The theme of this session seems to be Wednesday/Thursday winter weather. Yet again winter weather hit Wednesday and remained icy into Thursday. Legislators have been bundling up to get to the Capitol to work on session priorities, pushing to get bills through committees before the first funnel next Friday, March 3. At that point, the number of bills will be winnowed down and priorities will become clearer as we turn the corner into the second half of the session.
Policy Development Highlights
The government realignment bill (SSB 1123) passed the Senate State Government Committee this week and is up for consideration by the full Senate chamber.
Governor Reynolds released this statement: “State government exists to serve Iowans, but an increasingly growing bureaucracy is making it too complicated. This bill gets to the heart of the problem, making government efficient, effective, and small. While shrinking government from 37 cabinet departments to just 16, we will also save Iowa taxpayers an estimated $215 million over four years. For Iowans and our state to thrive, government must be responsive to their needs.”
The House version of the Governor’s realignment bill (HSB 126) had four subcommittees this week and is slated for another next week.
Non-Economic Damages HF 161
The Senate passed SF 228 to put a $2 million cap on noneconomic damages in lawsuits against trucking companies whose employees caused injury, death, or other damages while on the job. Adopted during floor debate, that amount is an increase from the previously proposed $1 million cap. The bill passed 30-19, with one senator absent. GOP Senators Lofgren, Salmon, Taylor, and Westrich voted alongside Democrats against the legislation.
While supporters said the limits will protect companies against “nuclear verdicts” where juries award millions in damages, Senate Minority Leader Zach Wahls said the bill does not protect families against the painful consequences of these accidents. The bill will be available for consideration by the House, which passed HF 201 through committee earlier this month.
Governor Reynolds signed SF 181 into law on Monday. The law fixes a state mistake that would have unintentionally raised property taxes for owners of residential properties. The mistake came about when a 2021 bill signed by Governor Reynolds eliminated the multi-residential property category, significantly changing the residential rollback rate. When the Legislative Service Agency found a discrepancy between the categorization and the existing Iowa Code last November, it was brought to the attention of the Department of Revenue.
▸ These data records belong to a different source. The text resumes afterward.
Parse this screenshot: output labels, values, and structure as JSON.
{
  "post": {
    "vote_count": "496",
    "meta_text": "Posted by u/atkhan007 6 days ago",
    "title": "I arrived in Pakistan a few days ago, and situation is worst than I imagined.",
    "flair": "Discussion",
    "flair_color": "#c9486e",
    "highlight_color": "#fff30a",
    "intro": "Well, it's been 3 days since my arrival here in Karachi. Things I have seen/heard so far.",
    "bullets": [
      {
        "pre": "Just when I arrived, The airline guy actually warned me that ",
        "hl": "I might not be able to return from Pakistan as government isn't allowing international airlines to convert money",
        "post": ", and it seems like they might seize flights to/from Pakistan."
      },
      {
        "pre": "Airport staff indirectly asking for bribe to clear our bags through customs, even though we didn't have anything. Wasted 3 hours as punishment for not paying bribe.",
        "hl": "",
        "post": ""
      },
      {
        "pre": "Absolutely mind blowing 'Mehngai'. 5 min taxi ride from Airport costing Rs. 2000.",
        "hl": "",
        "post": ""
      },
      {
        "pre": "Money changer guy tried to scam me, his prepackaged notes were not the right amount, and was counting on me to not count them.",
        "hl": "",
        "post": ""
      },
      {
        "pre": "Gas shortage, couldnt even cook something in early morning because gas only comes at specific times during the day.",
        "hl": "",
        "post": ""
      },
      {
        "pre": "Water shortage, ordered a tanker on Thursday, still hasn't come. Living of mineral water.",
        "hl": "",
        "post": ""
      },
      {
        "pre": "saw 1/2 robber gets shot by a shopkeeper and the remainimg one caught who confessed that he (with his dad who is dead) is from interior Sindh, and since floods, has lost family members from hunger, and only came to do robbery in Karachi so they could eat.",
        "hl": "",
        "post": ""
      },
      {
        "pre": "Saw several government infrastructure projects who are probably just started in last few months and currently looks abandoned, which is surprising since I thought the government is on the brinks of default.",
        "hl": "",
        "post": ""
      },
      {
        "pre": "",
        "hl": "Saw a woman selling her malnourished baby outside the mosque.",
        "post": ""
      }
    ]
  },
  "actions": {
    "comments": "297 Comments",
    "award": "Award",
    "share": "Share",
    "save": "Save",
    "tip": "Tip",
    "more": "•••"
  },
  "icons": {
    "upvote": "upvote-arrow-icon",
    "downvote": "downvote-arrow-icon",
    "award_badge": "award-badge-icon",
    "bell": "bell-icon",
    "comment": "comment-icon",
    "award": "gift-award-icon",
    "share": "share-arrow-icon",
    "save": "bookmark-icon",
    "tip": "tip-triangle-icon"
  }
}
Local government officials say the change will reduce total property tax revenues by up to $133 million. Cities, counties, and school districts already started making their budgets based on the incorrect information provided by the Iowa Department of Revenue. Democrats said the state should own up to the mistake and fill the gap, providing the money local governments expected would be available. The bill reached Governor Reynolds’ desk without the amendments proposed by Democrats.
A larger, more philosophical conversation about local government funding is happening in the legislature, and there are more changes expected.
Work on the CO2 pipeline has begun in earnest. Multiple bills have been filed regarding eminent domain in both the House and the Senate:
- Pipeline Land Surveys HF 307/SF 102)
- Pipeline Eminent Domain HF 308/SF 101)
- Pipeline Investor Information HF 309/SF 100)
- Pipeline Voluntary Easements HF 310/SF 103)
- Pipeline Negotiations HF 311/SF 104)
These bills include limits on land surveys and restrictions on the use of eminent domain. In its version of the 2022 Administration and Regulation appropriation, the House approved a moratorium on the use of eminent domain for pipelines, but a similar provision was not included in the Senate version of the Administration and Regulation budget and was not considered by the Senate.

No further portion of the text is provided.